El P. Justino Fernández hace memoria de Mons. Enrique Rau en el 50º aniversario de su pascua que se celebrará el próximo 20 de agosto con una Misa del Obispo en la Catedral.

Dice el P Justino Fernández: Al acercarse la fecha del 50º aniversario de la muerte de nuestro primer obispo Mons. Enrique Rau, vienen a mi memoria mis primeros años en el ministerio sacerdotal, vividos muy cerca de él, que me permitieron vislumbrar su “alma grande” de pastor, sus profundos amores: la Iglesia-Pueblo de Dios; María, como Madre y modelo de la Iglesia; y la Eucaristía, como “centro y culmen” de toda la vida cristiana eclesial. En 1966 lo acompañé como diácono, él personalmente me orientó en la preparación de mi última materia de teología (eclesiología) y me hizo descubrir y vivir la inmensa riqueza de la “Lumen Gentium” conciliar, pero no en teoría, sino en su “pastoral” de todos los días en nuestra joven Diócesis.

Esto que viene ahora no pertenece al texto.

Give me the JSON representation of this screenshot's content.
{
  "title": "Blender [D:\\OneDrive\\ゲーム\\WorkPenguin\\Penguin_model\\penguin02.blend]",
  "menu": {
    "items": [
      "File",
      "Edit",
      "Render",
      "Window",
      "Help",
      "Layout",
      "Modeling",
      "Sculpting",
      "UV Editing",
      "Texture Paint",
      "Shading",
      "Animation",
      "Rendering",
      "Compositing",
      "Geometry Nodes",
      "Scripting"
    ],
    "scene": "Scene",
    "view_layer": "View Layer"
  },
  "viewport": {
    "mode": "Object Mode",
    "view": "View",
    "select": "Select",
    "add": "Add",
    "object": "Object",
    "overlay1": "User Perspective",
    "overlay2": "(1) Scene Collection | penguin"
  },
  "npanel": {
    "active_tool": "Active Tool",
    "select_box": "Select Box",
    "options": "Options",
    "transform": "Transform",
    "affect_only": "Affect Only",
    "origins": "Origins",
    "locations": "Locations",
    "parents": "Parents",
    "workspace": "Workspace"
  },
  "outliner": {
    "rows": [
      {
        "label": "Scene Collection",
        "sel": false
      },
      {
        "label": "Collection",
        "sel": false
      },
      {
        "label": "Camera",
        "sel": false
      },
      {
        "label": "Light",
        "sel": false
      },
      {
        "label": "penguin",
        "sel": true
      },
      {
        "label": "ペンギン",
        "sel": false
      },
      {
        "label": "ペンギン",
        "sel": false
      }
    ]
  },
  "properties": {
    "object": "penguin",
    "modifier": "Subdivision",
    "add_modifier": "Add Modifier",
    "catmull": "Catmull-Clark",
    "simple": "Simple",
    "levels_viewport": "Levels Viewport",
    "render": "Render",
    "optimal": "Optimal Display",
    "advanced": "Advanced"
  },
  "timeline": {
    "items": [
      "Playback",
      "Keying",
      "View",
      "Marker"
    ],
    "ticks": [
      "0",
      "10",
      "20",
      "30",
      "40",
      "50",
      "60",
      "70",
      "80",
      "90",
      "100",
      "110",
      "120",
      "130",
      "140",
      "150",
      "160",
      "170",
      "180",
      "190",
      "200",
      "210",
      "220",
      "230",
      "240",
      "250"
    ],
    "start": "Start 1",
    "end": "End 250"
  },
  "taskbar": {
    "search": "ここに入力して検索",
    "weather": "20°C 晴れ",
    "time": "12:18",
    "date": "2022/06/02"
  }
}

Les comparto algunos ejemplos de esa fecunda experiencia:

1. La reforma interior de la catedral, para acercar la mesa del altar al pueblo y resaltar su centralidad en el culto cristiano, facilitando la participación activa de todo el pueblo “sacerdotal” en la memoria del Señor. El “altar de la Eucaristía” – en la nave lateral derecha – quiso ser un “catecismo en piedra” de la Iglesia conciliar: estilo “moderno” expresando la renovada juventud del Cuerpo visible de Cristo que es la Iglesia. El sagrario, presencia viviente y acompañante del Jesús pascual con su pueblo peregrino. Y María, “sagrario vivo” del Verbo en su encarnación, y Madre y modelo de la Iglesia en su peregrinar hacia el Padre (capítulo 8º de la “Lumen Gentium”).

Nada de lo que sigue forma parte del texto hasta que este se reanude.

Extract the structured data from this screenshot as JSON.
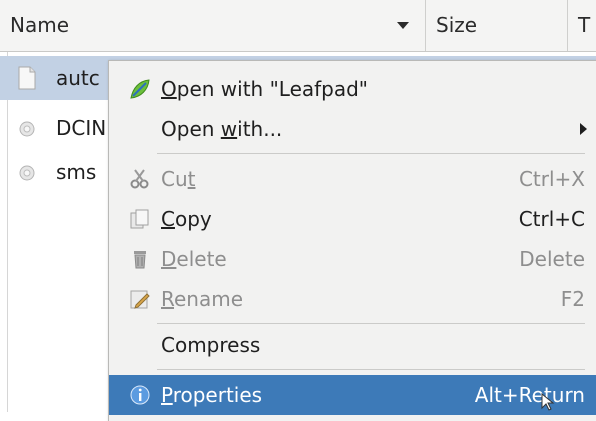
{
  "columns": {
    "name": "Name",
    "size": "Size",
    "type": "T"
  },
  "files": [
    {
      "name": "autc",
      "icon": "text-file-icon",
      "selected": true
    },
    {
      "name": "DCIN",
      "icon": "folder-icon",
      "selected": false
    },
    {
      "name": "sms",
      "icon": "folder-icon",
      "selected": false
    }
  ],
  "menu": {
    "open_with_leafpad": {
      "pre": "",
      "mn": "O",
      "post": "pen with \"Leafpad\"",
      "icon": "leafpad-icon"
    },
    "open_with": {
      "pre": "Open ",
      "mn": "w",
      "post": "ith...",
      "submenu": true
    },
    "cut": {
      "pre": "Cu",
      "mn": "t",
      "post": "",
      "accel": "Ctrl+X",
      "icon": "scissors-icon",
      "enabled": false
    },
    "copy": {
      "pre": "",
      "mn": "C",
      "post": "opy",
      "accel": "Ctrl+C",
      "icon": "copy-icon",
      "enabled": true
    },
    "delete": {
      "pre": "",
      "mn": "D",
      "post": "elete",
      "accel": "Delete",
      "icon": "trash-icon",
      "enabled": false
    },
    "rename": {
      "pre": "",
      "mn": "R",
      "post": "ename",
      "accel": "F2",
      "icon": "rename-icon",
      "enabled": false
    },
    "compress": {
      "label": "Compress"
    },
    "properties": {
      "pre": "",
      "mn": "P",
      "post": "roperties",
      "accel": "Alt+Return",
      "icon": "info-icon",
      "highlighted": true
    }
  },
  "colors": {
    "highlight": "#3d7ab8",
    "selected_row": "#c2d1e4",
    "disabled_text": "#8e8e8e"
  }
}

2. La reforma litúrgica. Mons. Rau integró el “Consilium” formado por Pablo VI para aplicarla en todo el mundo; y también presidió la 1ª comisión episcopal en nuestro país. Desde el seminario fui testigo de su entusiasmo lúcido y comprometido para lograrla. Las traducciones de los libros litúrgicos a nuestra lengua y su “lucha por el ustedes”, lamentablemente perdida en aquellos años. Las letras de los “nuevos cantos” para la participación activa de los fieles (“Recibe, oh Dios” y tantos otros del “Gloria al Señor”), letras de profundo y a la vez que sencillo, contenido teológico.

3. Para Mons. Rau la Liturgia no era “rito”, sino vida de y para el Pueblo de Dios; por eso fue el primero en concretar en el país la propuesta renovadora del Concilio en un directorio de pastoral litúrgica (1968) que abarcaba toda la vida pastoral. Que fruto de largas, y a veces hasta acaloradas, reuniones del clero, en las recientemente creadas “zonas pastorales” y en Asambleas de varios días de estudio y diálogo, a veces, hasta altas horas de la noche (hoy hablaríamos de “Iglesia sinodal”).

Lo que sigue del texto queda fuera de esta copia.